Ein Großteil der Gedenkfeier wurde von den Schülern der Albertville-Realschule gestaltet. So erinnerten sie an ihre getöteten Schulkameraden und Lehrerinnen, indem sie Steinplatten mit deren Namen und rote Rosen in einen Kreis legten. "Wir müssen noch immer jeden Tag mit den Folgen des 11. März leben", sagte ein Schüler. Rektorin Astrid Hahn dankte den Schülern für ihre Stärke. "Wir sind zusammen ein Jahr lang einen sehr schweren Weg gegangen." Auf dem Weg in eine gute Zukunft dürfe niemand zurückgelassen werden.
"Tief empfundenes Mitgefühl"
Die Kultusminister der Länder haben am Jahrestag den Hinterbliebenen, Freunden, Schülern und Lehrkräften ihr "tief empfundenes Mitgefühl" ausgesprochen. "Wir denken auch an alle diejenigen, die heute wieder an der Albertville-Realschule unterrichten und lernen und für die der Schulalltag sicher noch nicht wieder eingekehrt ist", erklärte der Präsident der Kultusministerkonferenz, Ludwig Spaenle.

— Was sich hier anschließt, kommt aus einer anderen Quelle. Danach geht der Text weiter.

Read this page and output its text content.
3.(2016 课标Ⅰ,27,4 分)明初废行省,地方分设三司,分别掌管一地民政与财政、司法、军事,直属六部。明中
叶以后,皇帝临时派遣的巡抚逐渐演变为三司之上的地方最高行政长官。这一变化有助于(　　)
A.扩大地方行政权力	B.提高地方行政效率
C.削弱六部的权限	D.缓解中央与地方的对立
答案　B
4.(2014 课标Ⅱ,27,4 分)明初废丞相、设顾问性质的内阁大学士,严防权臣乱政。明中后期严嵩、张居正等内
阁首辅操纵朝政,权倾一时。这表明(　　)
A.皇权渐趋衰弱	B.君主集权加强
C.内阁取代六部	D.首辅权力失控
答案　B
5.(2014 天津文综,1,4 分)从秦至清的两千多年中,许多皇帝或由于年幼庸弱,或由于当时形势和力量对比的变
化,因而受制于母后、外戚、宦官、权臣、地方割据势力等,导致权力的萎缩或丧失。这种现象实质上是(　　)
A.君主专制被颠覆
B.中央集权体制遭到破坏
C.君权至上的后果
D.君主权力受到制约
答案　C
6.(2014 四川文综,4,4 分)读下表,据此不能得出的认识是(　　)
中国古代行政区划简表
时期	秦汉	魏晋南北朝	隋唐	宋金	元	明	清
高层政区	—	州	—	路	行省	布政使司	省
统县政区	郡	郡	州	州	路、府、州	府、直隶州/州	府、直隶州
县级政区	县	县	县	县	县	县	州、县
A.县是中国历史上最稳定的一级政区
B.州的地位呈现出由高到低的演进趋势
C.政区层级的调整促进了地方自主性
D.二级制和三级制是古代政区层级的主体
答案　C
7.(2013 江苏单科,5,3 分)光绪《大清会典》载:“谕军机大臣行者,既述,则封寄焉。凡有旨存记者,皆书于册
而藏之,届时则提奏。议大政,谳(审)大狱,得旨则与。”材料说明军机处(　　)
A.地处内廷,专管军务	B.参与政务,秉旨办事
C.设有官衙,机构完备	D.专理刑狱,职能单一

Amokläufe seien singuläre Ereignisse, die nicht symptomatisch für den Zustand in deutschen Schulen stünden. "Dennoch müssen alle Anstrengungen unternommen werden, um solche Gewalttaten zu unterbinden", forderte Spaenle. Dies könne nicht allein durch die einzelne Schule geleistet werden, sondern bedürfe der Unterstützung aller gesellschaftlichen Gruppierungen.
Konsequenzen nach der Tat
Am 11.03.2009 um 9.33 Uhr hatte der 17-jährige Tim K. seine frühere Schule gestürmt und dort neun Schüler und drei Lehrerinnen erschossen. Anschließend tötete er auf der Flucht drei weitere Menschen, bevor er sich beim Schusswechsel mit der Polizei in Wendlingen selbst das Leben nahm. Die Tat hatte bundesweit Entsetzen ausgelöst. Als Konsequenz aus dem Amoklauf wurde das Waffenrecht verschärft. Außerdem haben Experten Empfehlungen zur Gewaltprävention vorgelegt, mit denen die Sicherheit an Schulen erhöht werden soll. In Winnenden ging aus einer Elterninitiative die "Stiftung gegen Gewalt an Schulen" hervor.
Seit dem Amoklauf sind die 600 Schüler in einer provisorischen Containerschule wenige Meter von der Realschule entfernt untergebracht. Nach einem Umbau und einer Erweiterung kann die Schule voraussichtlich ab Sommer 2011 wieder bezogen werden.